Birth of Ludwig Zamenhof, creator of Esperanto

The creator of the world's most widely spoken constructed language was born on December 15th, 1859.

Ludwig Zamenhof in 1899

The creator of Esperanto was born to a Jewish family in Bialystok in Poland, then under Russian rule. He was given the Hebrew name Eliezer, or Leyzer in Yiddish, which later mutated into Lazar or Lazarus and eventually to Ludovic or Ludwig. Zamenhof is the Esperanto version of his original surname. His father was a gifted linguist who had just opened a language school in Bialystok and the little boy followed his father’s lead. He grew up speaking Russian, Yiddish and Polish, to which he later added German, Hebrew, Latin, French, English, Greek and some Lithuanian, Spanish and Italian.

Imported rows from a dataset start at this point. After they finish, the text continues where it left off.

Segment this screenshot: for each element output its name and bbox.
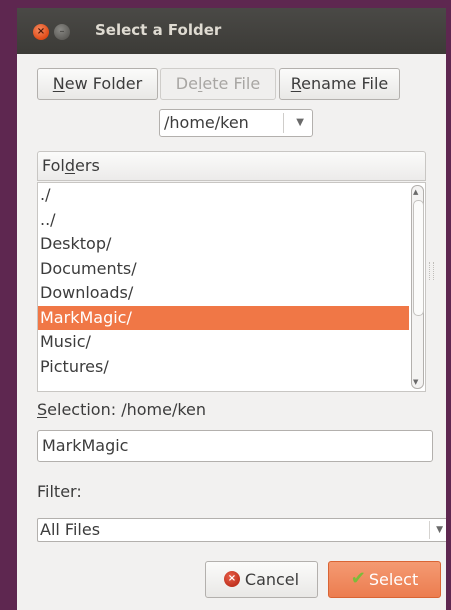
window-title: Select a Folder	[95, 21, 222, 39]
folders-header-mnemonic: d	[64, 156, 76, 175]
path-combo-divider	[283, 113, 284, 133]
path-combo[interactable]: /home/ken ▼	[159, 109, 313, 137]
folder-list-item[interactable]: MarkMagic/	[38, 305, 409, 330]
selection-label-mnemonic: S	[37, 400, 48, 419]
filter-combo-divider	[429, 521, 430, 539]
chevron-down-icon[interactable]: ▼	[296, 110, 304, 136]
title-bar[interactable]: × – Select a Folder	[17, 8, 446, 54]
folder-list-item[interactable]: Desktop/	[38, 232, 409, 257]
folder-list-rows: ./../Desktop/Documents/Downloads/MarkMag…	[38, 183, 425, 379]
folder-list-item[interactable]: ../	[38, 208, 409, 233]
folder-list-item[interactable]: Downloads/	[38, 281, 409, 306]
folders-header-pre: Fol	[42, 156, 65, 175]
selection-entry[interactable]: MarkMagic	[37, 430, 433, 462]
folders-header-label: ers	[75, 156, 100, 175]
cancel-button-label: Cancel	[244, 570, 300, 589]
filter-label: Filter:	[37, 482, 82, 501]
close-icon[interactable]: ×	[33, 24, 49, 40]
folder-list-item[interactable]: Documents/	[38, 257, 409, 282]
delete-file-label-pre: De	[175, 74, 198, 93]
rename-file-button[interactable]: Rename File	[279, 68, 400, 100]
folder-list-item[interactable]: Music/	[38, 330, 409, 355]
new-folder-label: ew Folder	[64, 74, 143, 93]
minimize-icon[interactable]: –	[54, 24, 70, 40]
folder-list-item[interactable]: Pictures/	[38, 355, 409, 380]
scroll-up-icon[interactable]: ▲	[413, 188, 418, 196]
cancel-icon: ×	[223, 570, 240, 587]
selection-label-text: election: /home/ken	[47, 400, 207, 419]
cancel-button[interactable]: × Cancel	[205, 561, 318, 598]
scrollbar-thumb[interactable]	[413, 200, 424, 316]
path-value: /home/ken	[164, 113, 249, 132]
filter-combo[interactable]: All Files ▼	[37, 518, 446, 542]
rename-file-mnemonic: R	[290, 74, 302, 93]
folders-column-header[interactable]: Folders	[37, 151, 426, 181]
folder-chooser-dialog: × – Select a Folder New Folder Delete Fi…	[17, 8, 446, 610]
new-folder-mnemonic: N	[52, 74, 65, 93]
rename-file-label: ename File	[301, 74, 389, 93]
chevron-down-icon[interactable]: ▼	[436, 519, 443, 541]
folder-list[interactable]: ./../Desktop/Documents/Downloads/MarkMag…	[37, 182, 426, 392]
pane-resize-handle[interactable]	[429, 262, 434, 280]
folder-list-scrollbar[interactable]: ▲ ▼	[411, 185, 424, 389]
folder-list-item[interactable]: ./	[38, 183, 409, 208]
scroll-down-icon[interactable]: ▼	[413, 378, 418, 386]
new-folder-button[interactable]: New Folder	[37, 68, 158, 100]
select-button-label: Select	[368, 570, 419, 589]
delete-file-button[interactable]: Delete File	[160, 68, 276, 100]
select-button[interactable]: ✔ Select	[328, 561, 441, 598]
selection-label: Selection: /home/ken	[37, 400, 206, 419]
delete-file-label: ete File	[202, 74, 261, 93]
check-icon: ✔	[350, 568, 366, 589]
filter-value: All Files	[40, 520, 101, 539]
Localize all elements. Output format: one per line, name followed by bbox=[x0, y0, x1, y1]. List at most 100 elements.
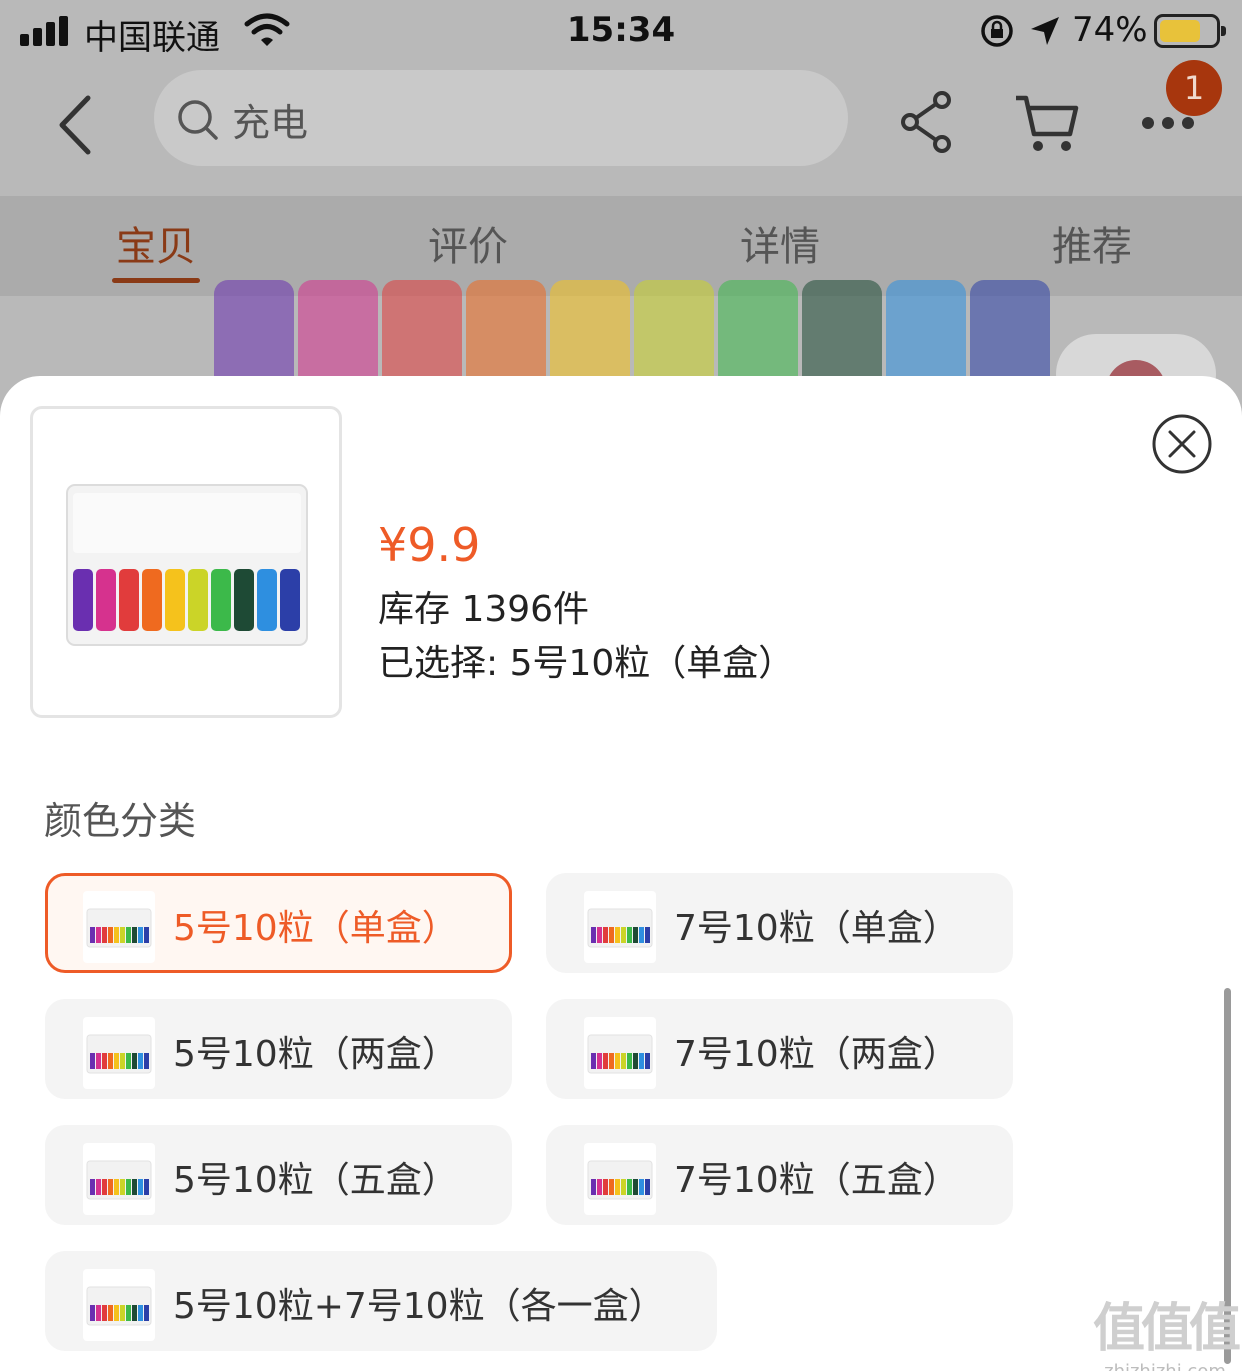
option-label: 5号10粒（五盒） bbox=[173, 1160, 458, 1201]
battery-cell bbox=[102, 1179, 107, 1195]
battery-cell bbox=[114, 1305, 119, 1321]
battery-cell bbox=[639, 1179, 644, 1195]
battery-cell bbox=[132, 1305, 137, 1321]
tab-reviews[interactable]: 评价 bbox=[368, 214, 568, 272]
cart-badge: 1 bbox=[1166, 60, 1222, 116]
battery-cell bbox=[96, 569, 116, 631]
cart-icon[interactable] bbox=[1014, 90, 1080, 154]
share-icon[interactable] bbox=[898, 90, 956, 154]
option-aa-10-five-boxes[interactable]: 5号10粒（五盒） bbox=[45, 1125, 512, 1225]
tab-baobei[interactable]: 宝贝 bbox=[56, 214, 256, 272]
battery-cell bbox=[257, 569, 277, 631]
option-label: 7号10粒（单盒） bbox=[674, 908, 959, 949]
battery-cell bbox=[126, 927, 131, 943]
battery-cell bbox=[591, 1053, 596, 1069]
battery-box-mini-image bbox=[86, 908, 152, 948]
battery-cell bbox=[645, 927, 650, 943]
option-aa-10-two-boxes[interactable]: 5号10粒（两盒） bbox=[45, 999, 512, 1099]
battery-cell bbox=[114, 1053, 119, 1069]
battery-cell bbox=[633, 1053, 638, 1069]
battery-cell bbox=[382, 280, 462, 380]
battery-cell bbox=[603, 1179, 608, 1195]
option-thumbnail bbox=[83, 891, 155, 963]
battery-cell bbox=[90, 1053, 95, 1069]
battery-cell bbox=[802, 280, 882, 380]
battery-cell bbox=[970, 280, 1050, 380]
battery-cell bbox=[621, 1179, 626, 1195]
battery-cell bbox=[621, 927, 626, 943]
battery-box-mini-image bbox=[86, 1160, 152, 1200]
battery-cell bbox=[90, 927, 95, 943]
battery-cell bbox=[621, 1053, 626, 1069]
battery-cell bbox=[211, 569, 231, 631]
option-aa-plus-aaa-one-box-each[interactable]: 5号10粒+7号10粒（各一盒） bbox=[45, 1251, 717, 1351]
back-icon[interactable] bbox=[48, 90, 104, 160]
battery-cell bbox=[165, 569, 185, 631]
location-arrow-icon bbox=[1031, 17, 1059, 45]
battery-cell bbox=[550, 280, 630, 380]
battery-box-mini-image bbox=[587, 1160, 653, 1200]
battery-cell bbox=[633, 1179, 638, 1195]
section-title-color-category: 颜色分类 bbox=[44, 799, 197, 843]
search-icon bbox=[178, 100, 218, 140]
battery-cell bbox=[234, 569, 254, 631]
top-nav-bar: 充电 bbox=[0, 64, 1242, 184]
battery-cell bbox=[126, 1179, 131, 1195]
battery-cell bbox=[138, 1179, 143, 1195]
option-thumbnail bbox=[584, 1017, 656, 1089]
battery-cell bbox=[138, 1053, 143, 1069]
option-aaa-10-two-boxes[interactable]: 7号10粒（两盒） bbox=[546, 999, 1013, 1099]
battery-cell bbox=[102, 1305, 107, 1321]
battery-cell bbox=[132, 1179, 137, 1195]
product-thumbnail[interactable] bbox=[30, 406, 342, 718]
battery-cell bbox=[142, 569, 162, 631]
search-input[interactable]: 充电 bbox=[154, 70, 848, 166]
search-query: 充电 bbox=[232, 101, 309, 145]
battery-cell bbox=[90, 1179, 95, 1195]
price: ¥9.9 bbox=[378, 518, 481, 572]
stock-count: 库存 1396件 bbox=[378, 589, 590, 630]
battery-box-mini-image bbox=[587, 908, 653, 948]
battery-box-mini-image bbox=[86, 1034, 152, 1074]
battery-cell bbox=[132, 927, 137, 943]
battery-cell bbox=[120, 927, 125, 943]
battery-cell bbox=[126, 1305, 131, 1321]
status-bar: 中国联通 15:34 74% bbox=[0, 0, 1242, 64]
tab-recommend[interactable]: 推荐 bbox=[992, 214, 1192, 272]
tab-details[interactable]: 详情 bbox=[680, 214, 880, 272]
battery-cell bbox=[718, 280, 798, 380]
watermark: 值值值 zhizhizhi.com bbox=[1090, 1286, 1241, 1371]
battery-cell bbox=[114, 927, 119, 943]
battery-cell bbox=[597, 1179, 602, 1195]
battery-cell bbox=[634, 280, 714, 380]
battery-cell bbox=[144, 1305, 149, 1321]
battery-cell bbox=[615, 927, 620, 943]
battery-cell bbox=[627, 1179, 632, 1195]
battery-cell bbox=[138, 1305, 143, 1321]
battery-cell bbox=[144, 927, 149, 943]
battery-cell bbox=[597, 1053, 602, 1069]
battery-cell bbox=[603, 1053, 608, 1069]
battery-cell bbox=[119, 569, 139, 631]
watermark-logo: 值值值 bbox=[1092, 1299, 1241, 1359]
option-aa-10-single-box[interactable]: 5号10粒（单盒） bbox=[45, 873, 512, 973]
battery-cell bbox=[639, 927, 644, 943]
option-aaa-10-five-boxes[interactable]: 7号10粒（五盒） bbox=[546, 1125, 1013, 1225]
selected-option-text: 已选择: 5号10粒（单盒） bbox=[378, 643, 795, 684]
battery-cell bbox=[96, 1179, 101, 1195]
battery-icon bbox=[1154, 14, 1226, 48]
battery-cell bbox=[144, 1179, 149, 1195]
battery-cell bbox=[609, 1179, 614, 1195]
battery-cell bbox=[120, 1053, 125, 1069]
rotation-lock-icon bbox=[981, 15, 1013, 47]
battery-cell bbox=[108, 1179, 113, 1195]
battery-cell bbox=[120, 1179, 125, 1195]
option-thumbnail bbox=[83, 1143, 155, 1215]
battery-cell bbox=[132, 1053, 137, 1069]
option-aaa-10-single-box[interactable]: 7号10粒（单盒） bbox=[546, 873, 1013, 973]
tab-active-indicator bbox=[112, 278, 200, 283]
close-icon[interactable] bbox=[1150, 412, 1214, 476]
battery-cell bbox=[886, 280, 966, 380]
battery-cell bbox=[108, 1053, 113, 1069]
battery-box-mini-image bbox=[86, 1286, 152, 1326]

Bialystok’s population consisted of Poles, Jews, Germans and Russians. The tensions and suspicions between them were only too evident to Ludwig and his family, who later moved to Warsaw. Already as a schoolboy young Zamenhof started trying to fashion an international language. He believed that if people spoke the same language they would understand each other better and the entrenched hatreds between different groups would melt away.

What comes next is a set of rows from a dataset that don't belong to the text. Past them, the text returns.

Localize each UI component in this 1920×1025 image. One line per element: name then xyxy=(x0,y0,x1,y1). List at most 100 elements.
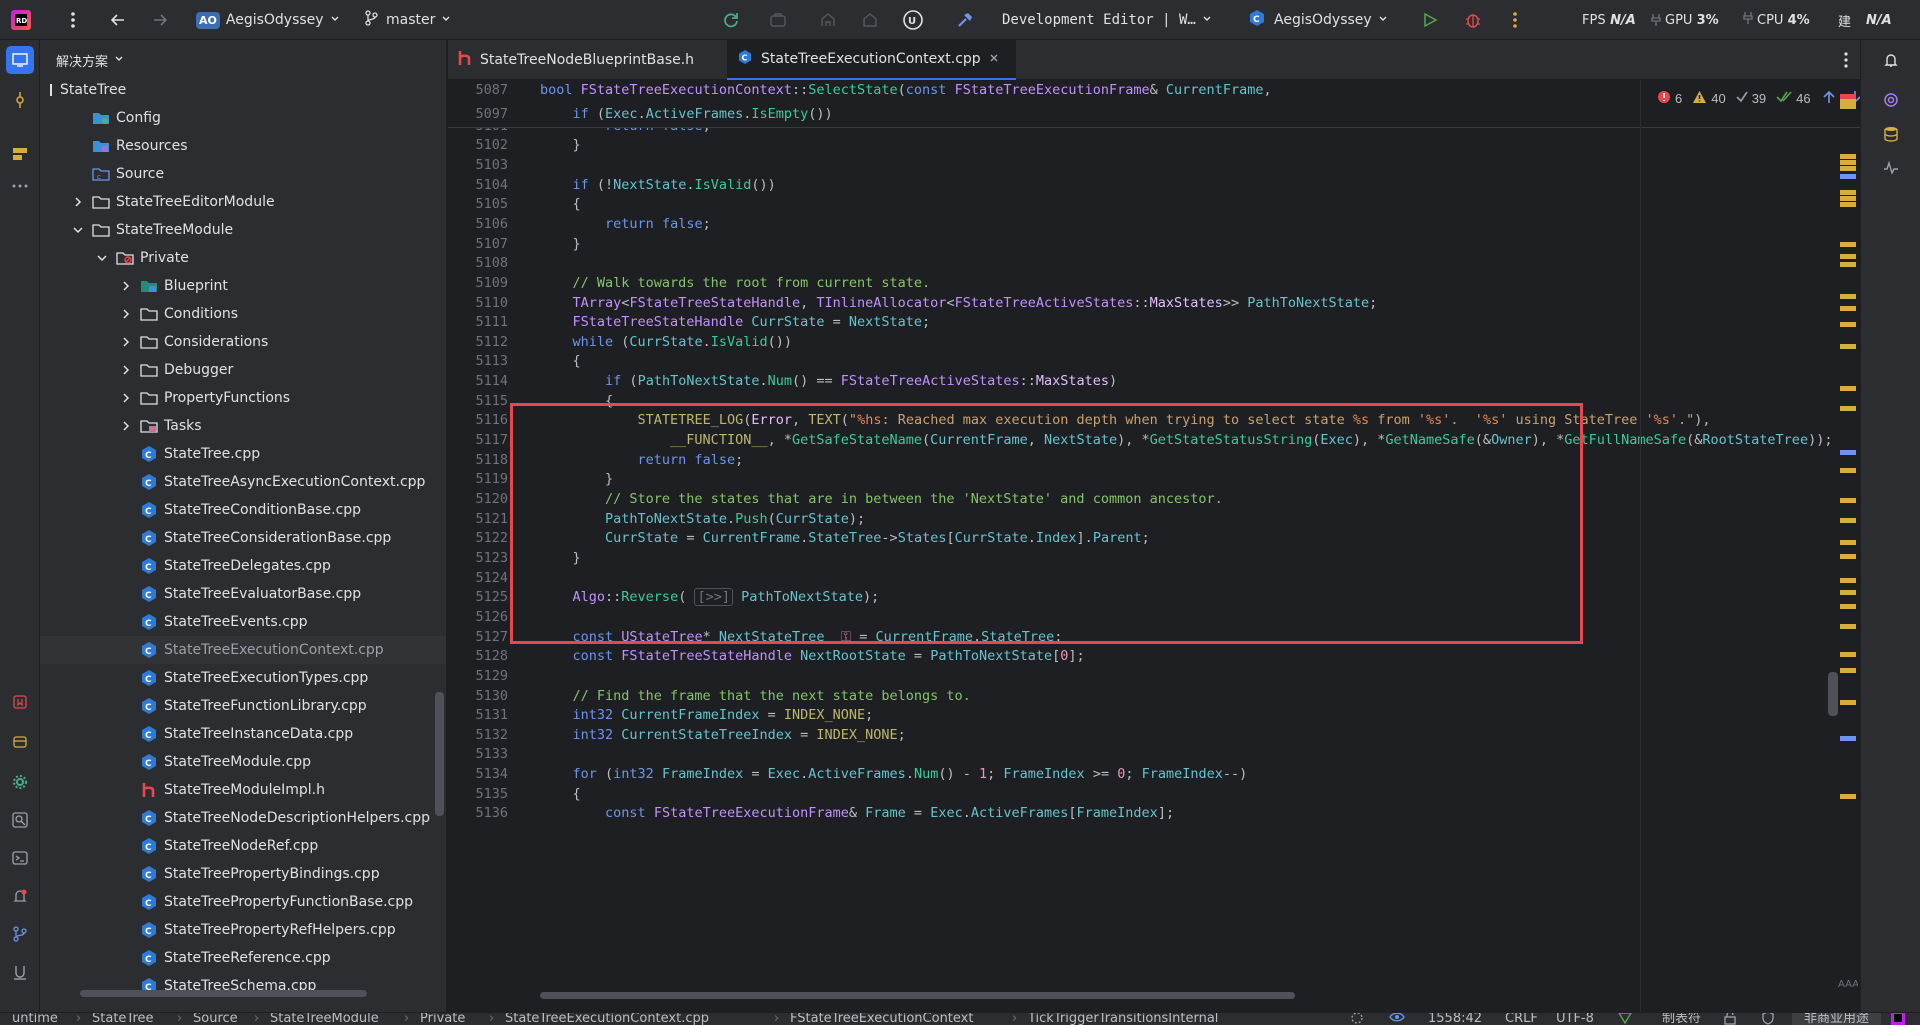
tree-item[interactable]: Tasks xyxy=(40,412,446,440)
tree-item[interactable]: StateTreeModule xyxy=(40,216,446,244)
stripe-marker[interactable] xyxy=(1840,736,1856,741)
hammer-icon[interactable] xyxy=(956,0,974,40)
tree-item[interactable]: C StateTreeConsiderationBase.cpp xyxy=(40,524,446,552)
breadcrumb-item[interactable]: StateTreeModule xyxy=(270,1013,379,1025)
project-switcher[interactable]: AO AegisOdyssey xyxy=(196,0,340,40)
terminal-icon[interactable] xyxy=(6,844,34,872)
tree-item[interactable]: C StateTreeNodeRef.cpp xyxy=(40,832,446,860)
tree-item[interactable]: C StateTreeAsyncExecutionContext.cpp xyxy=(40,468,446,496)
editor-horizontal-scrollbar[interactable] xyxy=(540,992,1295,999)
unreal-icon[interactable]: U xyxy=(902,0,924,40)
stripe-marker[interactable] xyxy=(1840,104,1856,109)
stripe-marker[interactable] xyxy=(1840,700,1856,705)
tree-item[interactable]: C StateTreeReference.cpp xyxy=(40,944,446,972)
stripe-marker[interactable] xyxy=(1840,578,1856,583)
sticky-code-line[interactable]: bool FStateTreeExecutionContext::SelectS… xyxy=(540,80,1272,102)
tree-item[interactable]: C StateTreeExecutionTypes.cpp xyxy=(40,664,446,692)
stripe-marker[interactable] xyxy=(1840,166,1856,171)
tree-vertical-scrollbar[interactable] xyxy=(435,692,444,816)
commit-icon[interactable] xyxy=(6,86,34,114)
code-line[interactable]: if (PathToNextState.Num() == FStateTreeA… xyxy=(540,369,1117,393)
code-line[interactable]: } xyxy=(540,232,581,256)
stripe-marker[interactable] xyxy=(1840,254,1856,259)
stripe-marker[interactable] xyxy=(1840,386,1856,391)
shield-icon[interactable] xyxy=(1762,1013,1774,1025)
stripe-marker[interactable] xyxy=(1840,344,1856,349)
stripe-marker[interactable] xyxy=(1840,450,1856,455)
stripe-marker[interactable] xyxy=(1840,468,1856,473)
chevron-right-icon[interactable] xyxy=(118,362,134,378)
reader-mode-icon[interactable]: AAA xyxy=(1838,976,1859,994)
profiler-icon[interactable] xyxy=(1877,154,1905,182)
tree-item[interactable]: StateTreeEditorModule xyxy=(40,188,446,216)
stripe-marker[interactable] xyxy=(1840,294,1856,299)
tree-item[interactable]: StateTreeModuleImpl.h xyxy=(40,776,446,804)
tree-item[interactable]: C StateTreeEvents.cpp xyxy=(40,608,446,636)
tree-item[interactable]: StateTree xyxy=(40,76,446,104)
app-logo-icon[interactable]: RD xyxy=(10,0,32,40)
tab-options-icon[interactable] xyxy=(1843,51,1849,73)
stripe-marker[interactable] xyxy=(1840,498,1856,503)
code-line[interactable]: int32 CurrentStateTreeIndex = INDEX_NONE… xyxy=(540,723,906,747)
tree-item[interactable]: Debugger xyxy=(40,356,446,384)
breadcrumb-item[interactable]: FStateTreeExecutionContext xyxy=(790,1013,973,1025)
code-line[interactable]: const FStateTreeExecutionFrame& Frame = … xyxy=(540,801,1174,825)
line-ending[interactable]: CRLF xyxy=(1505,1013,1538,1025)
eye-icon[interactable] xyxy=(1389,1013,1405,1025)
vcs-branch-widget[interactable]: master xyxy=(364,0,451,40)
tree-item[interactable]: Private xyxy=(40,244,446,272)
tree-item[interactable]: C StateTree.cpp xyxy=(40,440,446,468)
stripe-marker[interactable] xyxy=(1840,262,1856,267)
tree-item[interactable]: C StateTreePropertyFunctionBase.cpp xyxy=(40,888,446,916)
stripe-marker[interactable] xyxy=(1840,196,1856,201)
chevron-down-icon[interactable] xyxy=(94,250,110,266)
stripe-marker[interactable] xyxy=(1840,554,1856,559)
stripe-marker[interactable] xyxy=(1840,668,1856,673)
breadcrumb-item[interactable]: TickTriggerTransitionsInternal xyxy=(1028,1013,1218,1025)
prev-highlight-icon[interactable] xyxy=(1823,90,1835,107)
breadcrumb-item[interactable]: Source xyxy=(193,1013,238,1025)
git-icon[interactable] xyxy=(6,920,34,948)
notifications-bell-icon[interactable] xyxy=(1877,46,1905,74)
stripe-marker[interactable] xyxy=(1840,540,1856,545)
chevron-right-icon[interactable] xyxy=(118,418,134,434)
tree-item[interactable]: PropertyFunctions xyxy=(40,384,446,412)
tree-item[interactable]: Blueprint xyxy=(40,272,446,300)
stripe-marker[interactable] xyxy=(1840,154,1856,159)
breadcrumb-item[interactable]: untime xyxy=(12,1013,58,1025)
stripe-marker[interactable] xyxy=(1840,794,1856,799)
refresh-icon[interactable] xyxy=(722,0,740,40)
tree-item[interactable]: Considerations xyxy=(40,328,446,356)
stripe-marker[interactable] xyxy=(1840,174,1856,179)
close-icon[interactable] xyxy=(989,51,999,67)
unit-tests-icon[interactable] xyxy=(6,958,34,986)
tree-item[interactable]: C StateTreeEvaluatorBase.cpp xyxy=(40,580,446,608)
forward-icon[interactable] xyxy=(152,0,168,40)
stripe-marker[interactable] xyxy=(1840,624,1856,629)
tree-item[interactable]: C StateTreePropertyBindings.cpp xyxy=(40,860,446,888)
tree-item[interactable]: C StateTreeDelegates.cpp xyxy=(40,552,446,580)
ai-assistant-icon[interactable] xyxy=(1877,86,1905,114)
target-selector[interactable]: C AegisOdyssey xyxy=(1248,0,1388,40)
stripe-marker[interactable] xyxy=(1840,160,1856,165)
chevron-right-icon[interactable] xyxy=(118,278,134,294)
chevron-right-icon[interactable] xyxy=(118,390,134,406)
error-stripe[interactable] xyxy=(1840,94,1856,1004)
structure-icon[interactable] xyxy=(6,140,34,168)
breadcrumb-item[interactable]: Private xyxy=(420,1013,465,1025)
tree-item[interactable]: C StateTreePropertyRefHelpers.cpp xyxy=(40,916,446,944)
indent-setting[interactable]: 制表符 xyxy=(1662,1013,1701,1025)
tree-horizontal-scrollbar[interactable] xyxy=(80,990,367,997)
tree-item[interactable]: C StateTreeFunctionLibrary.cpp xyxy=(40,692,446,720)
tree-item[interactable]: Resources xyxy=(40,132,446,160)
stripe-marker[interactable] xyxy=(1840,306,1856,311)
chevron-right-icon[interactable] xyxy=(70,194,86,210)
stripe-marker[interactable] xyxy=(1840,652,1856,657)
code-line[interactable]: for (int32 FrameIndex = Exec.ActiveFrame… xyxy=(540,762,1248,786)
debug-icon[interactable] xyxy=(1464,0,1482,40)
explorer-icon[interactable] xyxy=(6,46,34,74)
tree-item[interactable]: C StateTreeExecutionContext.cpp xyxy=(40,636,446,664)
code-line[interactable]: } xyxy=(540,133,581,157)
settings-icon[interactable] xyxy=(6,768,34,796)
inspection-widget[interactable]: 6 40 39 46 xyxy=(1657,86,1860,110)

After university in Moscow and Warsaw, Zamenhof became a doctor in Lithuania and later an ophthalmologist in Vienna and Warsaw, but he continued his linguistic work and in Warsaw in 1887 he published a 40- page booklet in Russian on his international language under the pseudonym Doctor Esperanto (‘Doctor Hopeful’), which became the language’s name. For a time he was a supporter of Zionism, but he changed his mind and in 1914 wrote that he was ‘profoundly convinced that every nationalism offers humanity only the greatest unhappiness’.

The first Esperanto magazine came out in Germany in 1889 and a formal organisation formed in the 1890s. The movement’s first international congress was held at Boulogne in 1905 and the Universal Esperanto Association, based in Rotterdam, was founded in 1908. Estimates vary, but there are said to be currently over a million Esperanto speakers all over the world. Zamenhof himself was 57 when he died in Warsaw in 1917. He and his wife Clara had three children, all of whom perished in the Holocaust.